The look of it made Martin’s cheeks heat; not because he was embarrassed, but because it looked so… natural. Like they weren’t even thinking about it. Maybe, Martin thought slightly belatedly, this was Roger’s “good friend”. He hoped so. A gust of wind hit again and Martin swore under his breath, digging into a coat pocket for his gloves.
“Looking for these, Fitzy?” He looked up to see Danny, grinning at him from his relaxed slouch against the brick wall of the center. He was holding up Martin’s gloves. “You left them on the coffee table.”
“Thanks.” He slipped them on, trying to decide if the sudden warmth was from their time in Danny’s hands, or if that was just his imagination.
“How was it?” Danny asked quietly, with that tone in his voice that meant he was being careful.

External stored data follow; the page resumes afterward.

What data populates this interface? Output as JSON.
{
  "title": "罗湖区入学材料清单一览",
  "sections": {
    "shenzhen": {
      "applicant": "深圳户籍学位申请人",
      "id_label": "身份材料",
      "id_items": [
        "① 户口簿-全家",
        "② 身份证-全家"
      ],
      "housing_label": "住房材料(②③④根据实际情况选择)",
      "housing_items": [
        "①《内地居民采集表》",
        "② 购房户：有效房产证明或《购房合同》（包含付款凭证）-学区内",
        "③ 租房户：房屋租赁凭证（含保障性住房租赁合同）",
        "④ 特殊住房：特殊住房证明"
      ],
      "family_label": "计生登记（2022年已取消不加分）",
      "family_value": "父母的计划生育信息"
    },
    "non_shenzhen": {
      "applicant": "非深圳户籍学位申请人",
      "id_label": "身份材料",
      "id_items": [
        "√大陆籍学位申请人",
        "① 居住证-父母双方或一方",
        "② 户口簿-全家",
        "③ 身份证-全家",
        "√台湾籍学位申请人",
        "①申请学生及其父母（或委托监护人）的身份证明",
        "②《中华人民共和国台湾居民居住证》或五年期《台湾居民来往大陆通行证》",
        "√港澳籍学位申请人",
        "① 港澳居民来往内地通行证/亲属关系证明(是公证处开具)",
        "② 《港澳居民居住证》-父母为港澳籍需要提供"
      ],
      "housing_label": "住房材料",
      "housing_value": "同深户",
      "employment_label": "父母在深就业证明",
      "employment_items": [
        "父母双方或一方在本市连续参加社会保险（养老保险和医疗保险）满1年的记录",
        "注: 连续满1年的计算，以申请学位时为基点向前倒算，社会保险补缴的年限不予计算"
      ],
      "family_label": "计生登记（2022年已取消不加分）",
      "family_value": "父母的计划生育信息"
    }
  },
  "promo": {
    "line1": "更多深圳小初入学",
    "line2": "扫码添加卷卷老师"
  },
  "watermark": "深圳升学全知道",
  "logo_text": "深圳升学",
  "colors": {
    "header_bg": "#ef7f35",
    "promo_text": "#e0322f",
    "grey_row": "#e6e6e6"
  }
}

“Good.” Martin paused, remembering Roger’s smile. Friends can save your life. “Really good. You?”
“It was fine. Maria says hi, and asked me if we wanted to come to dinner tomorrow night. You know, I think she has a thing for you,” Danny added, teasingly.
Maria, Danny’s sponsor, was sixty-three and had five children with her husband of thirty-five years.
“Well, how could she not?” Martin said, hoping to make Danny laugh. He did, the last of the tightness he got in his voice after a night at AA drifting away. They were walking to the corner and Martin slowed to a stop.
Danny slowed too, looked at him. “What?” he said, when Martin didn’t say anything.
Before he could over think it (a Fitzgerald trait Danny was slowly breaking him of), Martin stepped right into Danny’s personal space, closing his gloved fingers on the front of Danny’s overcoat and tugging him closer before kissing him, feeling the warmth of Danny’s breath and getting a glimpse of the surprise in Danny’s eyes before it was only the slight chap on their lips and the familiar smell of Danny’s cologne and, further away, the slightly musty smell of a New York street corner.
He pulled back, smiling a little at the look in Danny’s eyes. Martin made a mental note to try to stun Danny Taylor more often. Especially if it involved kissing him like that.
“What was that for?” Danny’s voice sounded tense again, but the good kind of tense, the kind that said he was thinking things that Martin was going to enjoy greatly when they got back to the apartment. It also roughly translated into You’ve never kissed me in public before. What gives?
“Thanks for the gloves,” Martin replied, and he grinned at the look Danny gave him as he stepped to the curb to hail a cab. He kept smiling as Danny gave him funny looks the entire ride home.